Fazer o que se gosta, ter convivência saudável entre colegas e chefias e manter uma postura de sempre criar novos projetos que possam ser positivos para a empresa e para nós mesmos em termos de desenvolvimento profissional e pessoal reúnem condições que já poderíamos considerar como excelentes para alimentar a boa saúde mental no trabalho. Mas como em todos os setores da vida, no âmbito profissional é importante que regras e normas ajudem na manutenção desse bem-estar.
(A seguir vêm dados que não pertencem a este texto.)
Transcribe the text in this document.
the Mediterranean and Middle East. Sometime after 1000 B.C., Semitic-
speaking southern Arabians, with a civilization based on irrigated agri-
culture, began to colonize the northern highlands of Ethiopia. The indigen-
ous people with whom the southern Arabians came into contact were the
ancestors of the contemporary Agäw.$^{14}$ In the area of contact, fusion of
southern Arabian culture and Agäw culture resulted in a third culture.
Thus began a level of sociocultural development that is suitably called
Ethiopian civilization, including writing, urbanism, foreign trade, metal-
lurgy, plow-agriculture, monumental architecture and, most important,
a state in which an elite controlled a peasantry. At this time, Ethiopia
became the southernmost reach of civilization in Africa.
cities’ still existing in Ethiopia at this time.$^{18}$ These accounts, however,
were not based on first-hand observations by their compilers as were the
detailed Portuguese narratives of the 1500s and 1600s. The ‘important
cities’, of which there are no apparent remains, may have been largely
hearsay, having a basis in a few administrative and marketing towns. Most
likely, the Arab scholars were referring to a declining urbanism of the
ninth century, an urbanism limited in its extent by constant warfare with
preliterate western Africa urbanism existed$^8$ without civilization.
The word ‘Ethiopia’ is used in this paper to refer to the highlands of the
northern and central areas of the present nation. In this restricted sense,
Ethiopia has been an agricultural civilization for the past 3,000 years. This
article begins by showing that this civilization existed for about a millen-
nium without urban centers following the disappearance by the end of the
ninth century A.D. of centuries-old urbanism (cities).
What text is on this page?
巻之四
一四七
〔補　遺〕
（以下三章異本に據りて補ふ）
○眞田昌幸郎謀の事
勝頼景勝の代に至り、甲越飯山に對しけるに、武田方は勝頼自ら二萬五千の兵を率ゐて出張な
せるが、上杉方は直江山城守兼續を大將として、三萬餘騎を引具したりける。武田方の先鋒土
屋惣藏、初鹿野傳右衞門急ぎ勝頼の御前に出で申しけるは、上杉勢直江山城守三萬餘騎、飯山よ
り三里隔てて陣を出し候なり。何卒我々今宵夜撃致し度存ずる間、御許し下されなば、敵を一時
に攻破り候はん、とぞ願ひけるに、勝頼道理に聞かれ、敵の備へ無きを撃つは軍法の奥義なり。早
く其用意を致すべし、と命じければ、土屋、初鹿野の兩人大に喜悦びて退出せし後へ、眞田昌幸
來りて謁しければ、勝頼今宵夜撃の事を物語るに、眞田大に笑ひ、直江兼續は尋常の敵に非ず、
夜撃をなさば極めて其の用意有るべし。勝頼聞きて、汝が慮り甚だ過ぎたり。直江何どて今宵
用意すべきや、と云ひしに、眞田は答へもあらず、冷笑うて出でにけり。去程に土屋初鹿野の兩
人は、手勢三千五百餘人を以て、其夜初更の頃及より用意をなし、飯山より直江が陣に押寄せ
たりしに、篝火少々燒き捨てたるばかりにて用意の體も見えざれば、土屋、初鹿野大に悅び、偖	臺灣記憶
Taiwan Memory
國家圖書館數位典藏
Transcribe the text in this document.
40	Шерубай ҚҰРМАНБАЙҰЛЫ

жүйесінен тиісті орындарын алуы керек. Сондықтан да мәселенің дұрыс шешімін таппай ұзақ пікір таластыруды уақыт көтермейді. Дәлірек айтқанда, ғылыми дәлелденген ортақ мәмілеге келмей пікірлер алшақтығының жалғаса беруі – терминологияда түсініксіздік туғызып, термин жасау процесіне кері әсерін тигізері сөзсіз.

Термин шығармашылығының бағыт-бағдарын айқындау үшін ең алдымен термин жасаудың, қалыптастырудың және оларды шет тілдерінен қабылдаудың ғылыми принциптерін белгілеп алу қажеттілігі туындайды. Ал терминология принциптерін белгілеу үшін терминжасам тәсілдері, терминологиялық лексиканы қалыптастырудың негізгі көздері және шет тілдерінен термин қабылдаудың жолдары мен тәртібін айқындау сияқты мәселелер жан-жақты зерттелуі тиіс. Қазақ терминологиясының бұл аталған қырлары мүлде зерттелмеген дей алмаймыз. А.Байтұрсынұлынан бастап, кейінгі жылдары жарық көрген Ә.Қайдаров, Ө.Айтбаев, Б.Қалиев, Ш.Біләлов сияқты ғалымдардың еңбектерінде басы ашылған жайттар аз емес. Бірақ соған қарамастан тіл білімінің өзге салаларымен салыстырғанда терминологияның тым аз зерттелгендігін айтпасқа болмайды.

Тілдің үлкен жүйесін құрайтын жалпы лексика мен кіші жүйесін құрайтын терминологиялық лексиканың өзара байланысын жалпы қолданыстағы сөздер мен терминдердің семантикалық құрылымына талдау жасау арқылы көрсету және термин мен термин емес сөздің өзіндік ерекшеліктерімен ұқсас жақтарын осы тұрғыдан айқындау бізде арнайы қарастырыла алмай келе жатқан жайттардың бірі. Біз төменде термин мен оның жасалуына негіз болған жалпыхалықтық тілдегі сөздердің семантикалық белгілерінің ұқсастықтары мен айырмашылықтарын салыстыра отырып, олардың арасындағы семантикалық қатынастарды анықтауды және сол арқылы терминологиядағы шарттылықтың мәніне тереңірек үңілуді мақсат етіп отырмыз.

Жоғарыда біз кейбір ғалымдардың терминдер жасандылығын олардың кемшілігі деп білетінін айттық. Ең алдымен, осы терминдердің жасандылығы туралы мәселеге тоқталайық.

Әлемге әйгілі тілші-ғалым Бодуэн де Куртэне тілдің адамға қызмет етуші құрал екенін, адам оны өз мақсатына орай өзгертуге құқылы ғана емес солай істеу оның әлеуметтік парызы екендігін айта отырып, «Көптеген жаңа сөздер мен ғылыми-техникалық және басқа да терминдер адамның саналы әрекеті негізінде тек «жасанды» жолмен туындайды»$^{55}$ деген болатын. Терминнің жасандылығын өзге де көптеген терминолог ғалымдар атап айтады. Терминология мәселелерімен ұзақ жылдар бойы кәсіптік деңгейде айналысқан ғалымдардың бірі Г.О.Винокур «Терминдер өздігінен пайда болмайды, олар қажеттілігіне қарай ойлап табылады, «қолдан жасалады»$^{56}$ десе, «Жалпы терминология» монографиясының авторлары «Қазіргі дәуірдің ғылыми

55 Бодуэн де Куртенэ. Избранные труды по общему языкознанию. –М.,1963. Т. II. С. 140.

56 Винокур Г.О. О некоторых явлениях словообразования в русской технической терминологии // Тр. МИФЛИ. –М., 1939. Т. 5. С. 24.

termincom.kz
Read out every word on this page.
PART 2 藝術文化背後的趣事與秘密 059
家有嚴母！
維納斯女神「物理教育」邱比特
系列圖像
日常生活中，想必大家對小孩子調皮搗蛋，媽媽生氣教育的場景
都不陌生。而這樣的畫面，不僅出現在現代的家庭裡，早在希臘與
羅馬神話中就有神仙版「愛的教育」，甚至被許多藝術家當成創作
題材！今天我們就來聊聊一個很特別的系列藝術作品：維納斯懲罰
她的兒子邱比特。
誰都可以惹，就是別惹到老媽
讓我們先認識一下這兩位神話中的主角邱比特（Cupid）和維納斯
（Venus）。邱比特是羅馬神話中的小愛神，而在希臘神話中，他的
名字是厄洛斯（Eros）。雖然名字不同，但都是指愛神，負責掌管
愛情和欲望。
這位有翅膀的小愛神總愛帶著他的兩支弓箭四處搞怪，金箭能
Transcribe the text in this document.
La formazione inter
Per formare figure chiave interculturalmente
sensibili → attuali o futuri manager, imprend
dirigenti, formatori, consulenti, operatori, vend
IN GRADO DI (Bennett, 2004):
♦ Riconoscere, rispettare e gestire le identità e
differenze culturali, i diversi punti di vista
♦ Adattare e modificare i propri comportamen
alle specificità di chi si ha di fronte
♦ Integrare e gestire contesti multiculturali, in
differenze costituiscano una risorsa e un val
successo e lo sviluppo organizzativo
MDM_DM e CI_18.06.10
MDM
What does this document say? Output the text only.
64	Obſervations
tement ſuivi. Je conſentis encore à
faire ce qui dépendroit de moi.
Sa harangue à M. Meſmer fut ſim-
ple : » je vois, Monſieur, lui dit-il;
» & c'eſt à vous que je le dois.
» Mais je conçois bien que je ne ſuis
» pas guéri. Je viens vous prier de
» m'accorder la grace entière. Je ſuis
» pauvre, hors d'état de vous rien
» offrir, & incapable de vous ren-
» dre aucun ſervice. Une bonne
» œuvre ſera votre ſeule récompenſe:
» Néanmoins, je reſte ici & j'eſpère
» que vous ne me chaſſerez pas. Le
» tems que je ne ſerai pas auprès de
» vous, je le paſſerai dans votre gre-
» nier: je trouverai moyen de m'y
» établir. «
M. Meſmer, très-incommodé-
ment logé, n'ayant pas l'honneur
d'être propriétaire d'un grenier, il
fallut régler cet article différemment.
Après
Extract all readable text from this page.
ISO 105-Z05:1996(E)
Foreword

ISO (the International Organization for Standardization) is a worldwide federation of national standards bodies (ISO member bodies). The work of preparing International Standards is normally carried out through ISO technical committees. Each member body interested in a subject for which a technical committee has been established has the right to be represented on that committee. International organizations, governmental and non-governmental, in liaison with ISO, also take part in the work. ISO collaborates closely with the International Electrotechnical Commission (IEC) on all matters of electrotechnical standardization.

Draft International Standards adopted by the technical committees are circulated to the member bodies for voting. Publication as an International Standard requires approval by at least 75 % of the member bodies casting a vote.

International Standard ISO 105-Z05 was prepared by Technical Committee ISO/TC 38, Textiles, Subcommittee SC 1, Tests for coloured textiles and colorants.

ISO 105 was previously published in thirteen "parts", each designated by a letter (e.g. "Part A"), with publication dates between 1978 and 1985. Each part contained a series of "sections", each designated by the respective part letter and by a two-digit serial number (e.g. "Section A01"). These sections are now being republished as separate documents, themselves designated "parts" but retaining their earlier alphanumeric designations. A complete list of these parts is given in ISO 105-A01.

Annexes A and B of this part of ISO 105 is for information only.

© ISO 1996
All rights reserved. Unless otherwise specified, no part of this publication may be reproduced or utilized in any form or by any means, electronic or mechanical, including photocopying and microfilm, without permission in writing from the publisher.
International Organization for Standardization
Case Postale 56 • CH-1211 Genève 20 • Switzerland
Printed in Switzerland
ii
Vão entrar em vigor em breve as mudanças da Norma Regulamentadora número 1 (NR-1). A data inicialmente prevista para vigorar em 1 de janeiro deste ano foi postergada para 26 de maio. Ainda assim o prazo é considerado curto por especialistas. Empresas de pequeno, médio e grande porte passam a ser obrigadas a identificar, avaliar e gerenciar riscos psicossociais que possam adoecer o trabalhador. A partir da nova data poderá ocorrer aplicação de multas pelo Ministério do Trabalho e Emprego caso essas condições não sejam atendidas.
A exigência, de acordo com a psicóloga e especialista em desenvolvimento de lideranças Helena Brochado, chega em momento crítico. Em 2025, relembra ela, casos de ansiedade e depressão no ambiente profissional cresceram 15% no país, tornando os transtornos mentais o segundo maior motivo de afastamento do trabalho no Brasil, conforme apurou o Ministério da Previdência Social. “A NR-1 deixa claro que saúde mental é gestão de risco. Quem não se adequar agora corre riscos jurídicos, financeiros e humanos. Não se trata mais de escolha, mas de obrigação que exige método, liderança e ação estruturada”, afirma a profissional.
No Rio Grande do Sul o impacto é ainda maior. O Estado liderou os afastamentos por saúde mental na Região Sul em 2025, com 46,8 mil licenças concedidas. Proporcionalmente, aparece entre as unidades da Federação com as maiores taxas de afastamento por transtornos mentais por 100 mil habitantes, cenário que especialistas associam, entre outros fatores, aos efeitos prolongados das enchentes de 2023 e 2024. “O maior erro é tratar a NR-1 como exigência burocrática. Ela não se cumpre só com documentos. É preciso preparar líderes e ouvir as pessoas”, enfatiza a psicóloga, autora do livro “Diário da liderança com propósito”.
NA PRÁTICA
A vida como um todo e o trabalho se misturam cada vez mais. É impressionante a informação trazida por especialistas relacionada com o estresse das enchentes de 2023 e 2024 afetando trabalhadores no RS, um fator que no ano seguinte, em 2025, ainda atropelava planos de carreira. Afinal, quem trabalha em paz tendo passado um, dois anos precisando reconstruir ou recuperar a moradia?
Caiu no senso comum, e muita gente ouviu essa frase por décadas. “Quando chegamos ao trabalho, os problemas pessoais ficam do lado de fora da porta”. Tragédias como as vividas pelos gaúchos ainda aparecem nas análises de especialistas sobre o mundo do trabalho. Realmente o prazo para vigorar a norma já em maio é curto. Mas com tudo que se viveu, aprender a mapear dificuldades com apoio de uma legislação pode significar muito em produtividade.